This year I read around 65 books. In this post I pick out a few of the best ones. Every book comes highly recommended and I’ve provided some links to older posts where I might have talked about them in more detail.

Here’s a list of the top 5 books I’ve read this year:

  1. Vladimir Nabokov – Pale Fire
  2. David Mitchell – The Bone Clocks
  3. Lawrence Sutin – Divine Invasions A Life of Philip K. Dick
  4. Neil Gaiman – Norse Mythology
  5. China Mieville – This Census-Taker

The only reason I read Nabokov’s Pale Fire was because of its appearance in the apartment of the main character in my favourite film of last year; the beautiful science-fiction masterpiece Blade Runner 2049. In the film, as well as owning the book in it’s paper form (surely an anachronism in 2049) Officer K, a.k.a. Joe (Ryan Gosling), uses part of the 999-line poem within the book as his Base Line Test – the way his employers (the police) know he’s not straying from his programming after a mission.

The Hollywood connection aside, I though the book was great. So different to anything else I have read. It is a great foray into ‘meta-fiction’ with an unreliable and often mistaken ‘narrator’, which supersedes Nabokov’s more famous and comparatively very straight-forward Lolita.

David Mitchell has climbed his way up inside my head to take a worthy place as one of my all-time favourite authors. The Bone Clocks written in 2016 is Mitchell’s sixth novel.  It is very well-constructed from six short stories giving a cohesive narrative from the point of view of multiple intertwined characters.
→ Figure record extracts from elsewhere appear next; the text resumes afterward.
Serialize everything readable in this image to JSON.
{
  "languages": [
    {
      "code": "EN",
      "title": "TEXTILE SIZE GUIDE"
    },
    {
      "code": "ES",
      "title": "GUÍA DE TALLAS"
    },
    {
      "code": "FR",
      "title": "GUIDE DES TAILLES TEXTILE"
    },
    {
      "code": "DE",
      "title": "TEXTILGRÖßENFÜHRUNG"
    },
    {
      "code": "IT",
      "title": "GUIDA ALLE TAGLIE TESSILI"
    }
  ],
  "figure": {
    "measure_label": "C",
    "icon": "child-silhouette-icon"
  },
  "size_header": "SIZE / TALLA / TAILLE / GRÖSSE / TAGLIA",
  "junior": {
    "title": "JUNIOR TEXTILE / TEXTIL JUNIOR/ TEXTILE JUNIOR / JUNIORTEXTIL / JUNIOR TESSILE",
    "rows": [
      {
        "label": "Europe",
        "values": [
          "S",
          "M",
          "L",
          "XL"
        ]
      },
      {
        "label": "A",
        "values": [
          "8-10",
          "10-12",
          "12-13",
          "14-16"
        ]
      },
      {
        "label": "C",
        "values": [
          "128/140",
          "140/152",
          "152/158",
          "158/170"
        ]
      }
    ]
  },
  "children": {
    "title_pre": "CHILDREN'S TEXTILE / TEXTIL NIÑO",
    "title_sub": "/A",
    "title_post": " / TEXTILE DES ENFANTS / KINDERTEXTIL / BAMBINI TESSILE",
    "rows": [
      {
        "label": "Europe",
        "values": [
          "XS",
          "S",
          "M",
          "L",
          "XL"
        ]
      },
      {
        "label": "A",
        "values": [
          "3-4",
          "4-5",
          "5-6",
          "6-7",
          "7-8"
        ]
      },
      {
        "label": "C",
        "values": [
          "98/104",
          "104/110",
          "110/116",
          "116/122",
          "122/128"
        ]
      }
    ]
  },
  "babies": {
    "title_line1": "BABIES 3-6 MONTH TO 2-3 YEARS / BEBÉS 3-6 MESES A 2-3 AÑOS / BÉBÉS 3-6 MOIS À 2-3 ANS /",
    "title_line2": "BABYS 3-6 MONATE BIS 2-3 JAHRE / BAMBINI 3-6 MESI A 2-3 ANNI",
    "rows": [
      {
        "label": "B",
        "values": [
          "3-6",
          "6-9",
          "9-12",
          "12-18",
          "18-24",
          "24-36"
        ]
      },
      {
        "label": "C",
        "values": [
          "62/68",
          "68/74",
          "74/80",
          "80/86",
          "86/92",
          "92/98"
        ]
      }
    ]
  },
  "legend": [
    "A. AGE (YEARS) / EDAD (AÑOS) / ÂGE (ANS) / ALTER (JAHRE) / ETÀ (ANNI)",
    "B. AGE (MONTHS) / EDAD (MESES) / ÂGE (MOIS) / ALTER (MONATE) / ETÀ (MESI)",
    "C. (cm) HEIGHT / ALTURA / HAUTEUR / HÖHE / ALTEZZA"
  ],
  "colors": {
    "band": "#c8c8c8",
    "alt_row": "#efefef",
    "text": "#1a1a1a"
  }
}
It works better than Cloud Atlas with the sections connected by ‘main character’ Holly Sykes. Sykes is unwittingly involved in a war between two groups of immortals – the Horologists, who naturally reincarnate and the Anchorites, who murder others to extend their lives. Fabulous stuff.

Here’s a pretty lengthy Q&A that Mashable set up a while back with Mr Mitchell:

Lawrence Sutin’s biography Divine Invasions A Life of Philip K. Dick is a very interesting and eye-opening read. Being a huge fan of PKD, I already knew some of the revelations within the book about the death of his infant twin sister, his pill-popping and his multiple marriages, but I also learned about how he physically abused some of the women he knew, which pissed me off. It shattered the image of the kind-hearted cat-loving mad-as-a-galactic-teapot hippy writer I had imagined all these years.

Norse Mythology by Neil Gaiman was a joy to read. Gaiman is a master of concise, witty and imagination-stirring prose and revels in his subject matter. The only problem I had was trying to distance my imagination from the characters portrayed in the Marvel Studios films, but it didn’t detract from the fifteen great tales in the book – including a great version of Ragnarok.

Here’s Mr Gaiman reading a story from the book:

China Mieville’s novella This Census-Taker was an enigmatic story presented to the reader through shifting points of view of the narrator, a young boy who lives in a house halfway up a mountain and is convinced his violent father has killed his mother, but who is forced to continue to live with him due to lack of proof. It’s poetical at times and hints at some kind of post-robot cataclysm and possible race-war.

In terms of honourable mentions, although he’s in my bad books for his first bad book Macbeth, Jo Nesbo deserves one for his Harry Hole thriller The Thirst.

I’d also like to give a nod to Lee Child, creator of Jack Reacher. Child was my most-read author of 2018 and he’s consistently entertaining. He’s like the Bohemian Rhapsody of my year’s reading.

Kurt Vonnegut has also kept me fascinated and amused on my Kindle. It has seen a bit more action this year than last, but I still have 50 physical paperbacks on my bookshelf to read so it’s still not going to be my primary mode of reading in 2019.